Opportunities exist in community G-ANC implementation, as this will widen the scope, reach and improve ANC services the participation of community structures. It will also provide contextual intervention and experience of the age-old problem of hospital visits by pregnant women. It will likewise strengthen community structures and cultural institutions in the ownership and shaping of health care demand and access by improving acceptability.

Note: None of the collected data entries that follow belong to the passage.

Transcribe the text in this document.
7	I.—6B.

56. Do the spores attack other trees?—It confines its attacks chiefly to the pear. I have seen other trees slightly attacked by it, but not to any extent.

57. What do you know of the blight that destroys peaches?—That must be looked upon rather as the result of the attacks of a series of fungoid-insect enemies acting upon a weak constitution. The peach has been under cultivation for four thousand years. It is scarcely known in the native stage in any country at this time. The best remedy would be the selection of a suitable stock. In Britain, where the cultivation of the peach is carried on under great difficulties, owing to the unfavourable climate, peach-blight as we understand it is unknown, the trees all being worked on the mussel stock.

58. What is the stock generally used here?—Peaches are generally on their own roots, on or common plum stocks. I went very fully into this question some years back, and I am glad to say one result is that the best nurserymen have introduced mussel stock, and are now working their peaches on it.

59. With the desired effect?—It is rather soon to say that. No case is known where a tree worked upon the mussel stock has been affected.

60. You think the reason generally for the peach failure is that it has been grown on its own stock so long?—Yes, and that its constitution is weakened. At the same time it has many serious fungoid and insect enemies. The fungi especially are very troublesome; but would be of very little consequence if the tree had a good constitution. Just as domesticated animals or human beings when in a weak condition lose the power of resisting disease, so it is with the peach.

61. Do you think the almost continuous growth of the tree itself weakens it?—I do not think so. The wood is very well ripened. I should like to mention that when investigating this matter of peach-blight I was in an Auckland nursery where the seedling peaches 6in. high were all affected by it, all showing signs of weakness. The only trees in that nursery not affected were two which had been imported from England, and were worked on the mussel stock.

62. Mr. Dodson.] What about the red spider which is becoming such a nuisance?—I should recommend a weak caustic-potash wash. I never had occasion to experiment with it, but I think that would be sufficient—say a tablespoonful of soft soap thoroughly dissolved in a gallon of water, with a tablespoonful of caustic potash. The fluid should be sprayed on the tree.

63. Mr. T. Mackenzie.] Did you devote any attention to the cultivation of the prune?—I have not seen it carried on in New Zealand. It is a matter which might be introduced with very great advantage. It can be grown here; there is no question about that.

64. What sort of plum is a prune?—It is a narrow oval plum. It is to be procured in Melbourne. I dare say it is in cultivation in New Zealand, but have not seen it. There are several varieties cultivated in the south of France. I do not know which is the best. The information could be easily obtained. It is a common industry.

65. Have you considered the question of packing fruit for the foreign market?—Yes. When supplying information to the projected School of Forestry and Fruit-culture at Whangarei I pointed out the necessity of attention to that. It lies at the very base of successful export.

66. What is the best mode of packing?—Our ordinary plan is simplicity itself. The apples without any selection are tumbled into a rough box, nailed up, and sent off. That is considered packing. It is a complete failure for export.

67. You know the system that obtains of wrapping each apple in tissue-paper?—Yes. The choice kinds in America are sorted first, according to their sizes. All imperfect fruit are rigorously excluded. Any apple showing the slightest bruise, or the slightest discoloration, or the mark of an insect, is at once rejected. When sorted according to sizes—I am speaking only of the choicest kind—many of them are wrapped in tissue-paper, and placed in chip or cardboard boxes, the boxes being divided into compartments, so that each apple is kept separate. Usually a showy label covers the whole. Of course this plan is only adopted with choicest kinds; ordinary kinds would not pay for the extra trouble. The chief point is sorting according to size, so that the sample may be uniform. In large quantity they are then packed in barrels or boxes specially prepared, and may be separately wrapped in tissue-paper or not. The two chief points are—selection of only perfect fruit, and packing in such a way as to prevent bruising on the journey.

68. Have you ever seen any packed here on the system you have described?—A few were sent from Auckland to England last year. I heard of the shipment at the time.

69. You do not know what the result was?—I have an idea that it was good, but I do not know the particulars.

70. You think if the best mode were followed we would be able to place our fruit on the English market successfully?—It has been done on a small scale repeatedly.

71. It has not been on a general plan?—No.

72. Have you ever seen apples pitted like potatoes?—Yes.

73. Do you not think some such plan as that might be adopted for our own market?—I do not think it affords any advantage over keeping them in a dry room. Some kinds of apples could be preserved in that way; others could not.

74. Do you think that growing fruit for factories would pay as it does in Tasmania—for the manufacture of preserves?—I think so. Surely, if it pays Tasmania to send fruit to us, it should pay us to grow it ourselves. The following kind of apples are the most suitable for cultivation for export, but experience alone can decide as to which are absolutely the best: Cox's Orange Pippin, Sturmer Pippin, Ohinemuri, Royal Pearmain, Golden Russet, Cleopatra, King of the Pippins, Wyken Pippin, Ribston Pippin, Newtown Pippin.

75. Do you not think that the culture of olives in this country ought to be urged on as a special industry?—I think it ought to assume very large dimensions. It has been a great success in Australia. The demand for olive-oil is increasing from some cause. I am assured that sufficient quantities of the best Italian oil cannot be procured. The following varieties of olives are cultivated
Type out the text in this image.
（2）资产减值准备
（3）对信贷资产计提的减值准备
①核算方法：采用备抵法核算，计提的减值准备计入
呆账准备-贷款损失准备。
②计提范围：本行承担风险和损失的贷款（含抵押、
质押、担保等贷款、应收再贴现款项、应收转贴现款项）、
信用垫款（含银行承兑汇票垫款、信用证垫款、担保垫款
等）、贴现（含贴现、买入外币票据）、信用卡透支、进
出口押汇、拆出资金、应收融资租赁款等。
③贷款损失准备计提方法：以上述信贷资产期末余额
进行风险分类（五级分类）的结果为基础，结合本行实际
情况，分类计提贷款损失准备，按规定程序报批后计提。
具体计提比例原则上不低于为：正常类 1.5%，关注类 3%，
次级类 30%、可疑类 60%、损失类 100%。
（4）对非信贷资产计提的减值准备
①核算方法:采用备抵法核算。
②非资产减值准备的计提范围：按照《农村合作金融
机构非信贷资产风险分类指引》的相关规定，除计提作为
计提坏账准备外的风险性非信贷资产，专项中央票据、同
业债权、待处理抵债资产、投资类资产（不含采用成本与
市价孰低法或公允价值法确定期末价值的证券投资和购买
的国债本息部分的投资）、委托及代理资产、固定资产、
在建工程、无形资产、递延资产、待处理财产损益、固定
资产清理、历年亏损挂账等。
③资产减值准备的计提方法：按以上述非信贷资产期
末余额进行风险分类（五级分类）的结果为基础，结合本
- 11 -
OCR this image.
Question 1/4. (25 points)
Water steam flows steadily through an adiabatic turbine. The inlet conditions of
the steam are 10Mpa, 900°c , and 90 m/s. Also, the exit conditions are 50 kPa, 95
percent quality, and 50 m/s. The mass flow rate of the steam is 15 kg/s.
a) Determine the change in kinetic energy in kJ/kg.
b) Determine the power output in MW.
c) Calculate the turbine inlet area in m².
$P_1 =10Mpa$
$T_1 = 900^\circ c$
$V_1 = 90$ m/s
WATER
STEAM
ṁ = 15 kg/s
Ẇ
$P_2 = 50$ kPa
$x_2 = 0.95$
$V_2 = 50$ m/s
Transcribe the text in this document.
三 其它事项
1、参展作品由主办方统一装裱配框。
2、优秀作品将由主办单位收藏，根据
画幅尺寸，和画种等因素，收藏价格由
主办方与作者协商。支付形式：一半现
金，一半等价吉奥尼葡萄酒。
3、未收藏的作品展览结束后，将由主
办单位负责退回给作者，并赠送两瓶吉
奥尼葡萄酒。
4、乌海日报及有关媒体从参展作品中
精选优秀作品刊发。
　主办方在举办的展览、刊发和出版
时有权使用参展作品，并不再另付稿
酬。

Despite the promising outcomes, the scale-up of G-ANC across Kaduna State revealed persistent challenges that merit deeper consideration. These include limited infrastructure in many PHCs, human resource constraints, and logistical barriers such as inconsistent commodity supply and weak referral systems. Furthermore, entrenched socio-cultural norms, late ANC booking, and lack of male partner involvement continue to limit early engagement and continuity of care. Policy implications of these findings suggest the need for stronger integration of G-ANC into national and sub-national maternal health strategies, with dedicated funding, harmonized training for frontline workers, and alignment with community-based programs like the CHIPS.
Limitations
The project was implemented in the 255 PHC that met the predetermined selection criteria out of more than 1,600 PHC in the state. The basis of this selection may make them different from other PHCs so that measured outputs might have been different for these other facilities where G-ANC was not implemented. In addition, the analysis in this paper did not account for the effect of seasonality or for the clustering effect of pregnant women attending the same health facilities. Finally, the paper did not report the outcomes or expected impact of the project. This is to be published in another paper which will also provide useful insights into the barriers and facilitators of G-ANC implementation through the perceptions of beneficiaries, implementers, and government health officials which can inform better implementation in scaling up to other PHCs.
Recommendations
Group ANC should be introduced to all health facilities to improve antenatal visits, skilled birth deliveries, and uptake of IPTp pregnancy and family planning services. In preparation for this scaleup, it is essential that health facilities are equipped with necessary infrastructure and equipment, including adequate space availability, for effective G-ANC sessions in the health facilities. Intersectoral collaboration to empower and educate communities on early registration of pregnancy for prompt detection of complications will be key to improve uptake of services. Additionally, the government through the Ministry of Health should make adequate funds available to procure clinical items for self-assessment. Further studies should explore the implementation challenges, enablers and promoters of G-ANC, especially in more diverse settings. In addition, such studies should measure the impact of G-ANC on reducing maternal and neonatal mortality in the state after a few years of adoption which can be used to provide evidence for the cost-effectiveness of the intervention.